Known for its realism, the film was selected in 2014 for preservation in the National Film Registry by the Library of Congress. So, was there a real Private Ryan? Uncover the real story behind this Hollywood blockbuster as the program conducts tests with weapons experts and gains insight from war historians. Viewers also hear the moving testimony of soldiers who landed at Normandy and meet the families whose tragic stories inspired the film that won five Oscars including Best Director in 1998.
Another look at wartime history: The Smithsonian Channel’s The Real Story: Platoon. The Oscar-winning anti-war film Platoon brought the true horror of the Vietnam War to the big screen. Based on filmmaker Oliver Stone’s own experiences as a soldier in the conflict, the film captivated millions of viewers all over the world.
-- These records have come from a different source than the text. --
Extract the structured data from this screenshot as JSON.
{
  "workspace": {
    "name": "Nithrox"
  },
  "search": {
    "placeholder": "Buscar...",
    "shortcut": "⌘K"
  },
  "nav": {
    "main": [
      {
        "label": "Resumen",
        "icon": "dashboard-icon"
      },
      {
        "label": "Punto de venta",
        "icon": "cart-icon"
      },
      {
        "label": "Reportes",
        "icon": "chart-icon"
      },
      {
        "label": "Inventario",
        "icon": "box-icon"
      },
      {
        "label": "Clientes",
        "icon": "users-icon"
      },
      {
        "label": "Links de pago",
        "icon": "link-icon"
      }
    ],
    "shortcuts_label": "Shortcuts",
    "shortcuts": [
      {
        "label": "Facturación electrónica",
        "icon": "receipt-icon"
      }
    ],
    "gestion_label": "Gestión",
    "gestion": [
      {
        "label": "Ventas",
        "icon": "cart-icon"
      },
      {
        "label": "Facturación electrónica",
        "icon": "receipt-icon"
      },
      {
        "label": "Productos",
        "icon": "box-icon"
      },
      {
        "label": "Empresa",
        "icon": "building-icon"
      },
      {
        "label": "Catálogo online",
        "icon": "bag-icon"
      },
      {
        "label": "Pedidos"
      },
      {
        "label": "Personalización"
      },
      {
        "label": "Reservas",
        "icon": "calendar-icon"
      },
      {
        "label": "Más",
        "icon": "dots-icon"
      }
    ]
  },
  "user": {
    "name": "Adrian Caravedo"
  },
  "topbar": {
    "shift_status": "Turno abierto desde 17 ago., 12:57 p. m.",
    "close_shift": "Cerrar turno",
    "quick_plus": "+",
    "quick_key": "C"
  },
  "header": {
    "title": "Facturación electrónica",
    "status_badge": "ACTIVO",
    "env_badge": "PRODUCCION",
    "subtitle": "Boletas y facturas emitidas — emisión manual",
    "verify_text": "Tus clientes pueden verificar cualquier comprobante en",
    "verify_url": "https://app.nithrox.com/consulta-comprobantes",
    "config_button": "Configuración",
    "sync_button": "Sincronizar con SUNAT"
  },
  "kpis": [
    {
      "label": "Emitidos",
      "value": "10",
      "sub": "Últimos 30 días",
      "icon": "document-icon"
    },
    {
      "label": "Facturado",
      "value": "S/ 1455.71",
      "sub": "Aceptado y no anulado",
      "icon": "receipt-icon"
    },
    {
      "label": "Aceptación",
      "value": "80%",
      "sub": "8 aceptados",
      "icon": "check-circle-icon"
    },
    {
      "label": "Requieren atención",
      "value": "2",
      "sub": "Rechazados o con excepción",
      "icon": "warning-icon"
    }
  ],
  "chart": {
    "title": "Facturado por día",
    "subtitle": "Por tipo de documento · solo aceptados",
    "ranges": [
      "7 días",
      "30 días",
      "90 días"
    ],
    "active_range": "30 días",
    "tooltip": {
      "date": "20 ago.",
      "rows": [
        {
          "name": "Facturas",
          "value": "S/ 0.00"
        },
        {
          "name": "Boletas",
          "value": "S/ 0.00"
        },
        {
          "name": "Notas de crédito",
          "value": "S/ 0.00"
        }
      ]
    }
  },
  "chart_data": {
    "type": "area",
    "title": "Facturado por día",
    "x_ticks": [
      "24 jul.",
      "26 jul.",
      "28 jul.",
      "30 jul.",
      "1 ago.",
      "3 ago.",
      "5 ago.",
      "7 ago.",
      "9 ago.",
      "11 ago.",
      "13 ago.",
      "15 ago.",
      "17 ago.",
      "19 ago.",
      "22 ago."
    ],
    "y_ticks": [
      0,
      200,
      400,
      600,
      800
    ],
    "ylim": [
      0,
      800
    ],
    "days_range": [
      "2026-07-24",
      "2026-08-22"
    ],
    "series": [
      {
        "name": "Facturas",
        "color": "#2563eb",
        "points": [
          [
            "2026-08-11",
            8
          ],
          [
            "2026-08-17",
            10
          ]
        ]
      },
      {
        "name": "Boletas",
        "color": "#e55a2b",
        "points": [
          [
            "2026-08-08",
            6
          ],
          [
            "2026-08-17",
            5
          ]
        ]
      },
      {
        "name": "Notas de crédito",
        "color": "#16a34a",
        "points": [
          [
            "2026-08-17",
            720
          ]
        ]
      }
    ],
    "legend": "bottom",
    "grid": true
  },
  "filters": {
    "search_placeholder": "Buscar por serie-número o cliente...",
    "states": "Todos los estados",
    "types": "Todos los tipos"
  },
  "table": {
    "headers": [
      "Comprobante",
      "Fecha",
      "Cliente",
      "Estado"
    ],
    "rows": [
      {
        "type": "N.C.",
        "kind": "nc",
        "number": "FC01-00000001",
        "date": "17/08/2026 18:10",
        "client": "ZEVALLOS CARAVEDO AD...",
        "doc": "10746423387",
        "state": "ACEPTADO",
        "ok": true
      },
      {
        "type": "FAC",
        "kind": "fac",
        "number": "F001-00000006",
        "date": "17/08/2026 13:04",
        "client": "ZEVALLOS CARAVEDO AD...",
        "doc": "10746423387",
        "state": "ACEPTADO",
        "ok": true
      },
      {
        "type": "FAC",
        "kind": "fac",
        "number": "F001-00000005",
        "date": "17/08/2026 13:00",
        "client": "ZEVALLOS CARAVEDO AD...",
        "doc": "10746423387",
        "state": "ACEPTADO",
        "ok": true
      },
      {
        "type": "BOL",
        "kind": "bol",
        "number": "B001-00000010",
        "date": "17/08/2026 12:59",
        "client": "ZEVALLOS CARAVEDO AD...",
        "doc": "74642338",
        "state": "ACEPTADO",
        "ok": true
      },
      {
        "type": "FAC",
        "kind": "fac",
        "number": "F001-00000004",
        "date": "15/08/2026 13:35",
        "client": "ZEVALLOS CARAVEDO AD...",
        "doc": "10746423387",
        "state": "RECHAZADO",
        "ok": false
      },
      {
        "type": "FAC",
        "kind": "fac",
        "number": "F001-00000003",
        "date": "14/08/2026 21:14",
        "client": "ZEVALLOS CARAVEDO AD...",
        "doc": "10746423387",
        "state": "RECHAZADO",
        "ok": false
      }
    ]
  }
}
Yet how much of the film was real and how much was Hollywood fiction?
To reveal the real story, the program recreates scenes, and uncovers a radio transmission from the battle that inspired the movie’s climax. The program also includes interviews with Stone and cast member Willem Dafoe.
Even wee ones can savor the fun. Rose Cinderella thinks she is a regular teenager, but things change when she finds a magic key unlocking a world where fairy tales come to life! Rose Cinderella quite literally falls into Fairy Tale Land and discovers that Cinderella is not only her grandmother but also the headmistress of Regal Academy, a school where fairy tale families teach the next generation how to become heroes. The fun is framed in Regal Academy: Rose Cinderella in Fairy Tale Land.
The film series Pirates of the Caribbean presents the buccaneer lifestyle of pirates as a back-stabbing, high-living, hard-drinking world. It makes for an entertaining series, but is it a true depiction of the times? Enter The Smithsonian Channel’s The Real Story: Pirates of the Caribbean.
Historical evidence of real pirates shows that amidst the lawless merriment, pirates actually formed a highly organized society, where democracy ruled and voting and healthcare preceded England by a hundred years. The program interviews historians, weaponry experts, and one of the film’s screenwriters to show how true pirate adventures inspired the films.
The Special Air Service is the world’s most famous combat unit with the motto “Who Dares Wins”. Yet the story of how it came into existence has been, until now, a closely guarded secret. For the first time, the SAS has agreed to open up its archive and allow Ben Macintyre to reveal the true story of their formation during the darkest days of World War II.
With unprecedented access to the SAS secret files, unseen footage and exclusive interviews with its founding members, SAS Rogue Warriors tells the remarkable story behind an extraordinary fighting force.
An instant box office smash when it was released in 1977, the sci-fi flick Close Encounters of the Third Kind grossed over 300 million dollars and was nominated for eight Oscars. Now audiences can get a glimpse into the actual events that inspired the classic film.
Few realize the film was inspired by a series of reported UFO sightings in Michigan in the summer of 1966, and witness testimonies given to a U.S. Government investigation about alien abduction are just a few events examined in The Real Story: Close Encounters of the Third Kind. Part of Smithsonian Channel’s original series The Real Story, this intriguing program allows viewers to separate science-based fact from science fiction.
It investigates the original cases that inspired the film–from the Michigan UFO chase to the first and most famous case of claimed alien abduction in the US, the Betty and Barney Hill abduction. Using modern technology, a re-examination of government documents puts old witness testimonies to the test.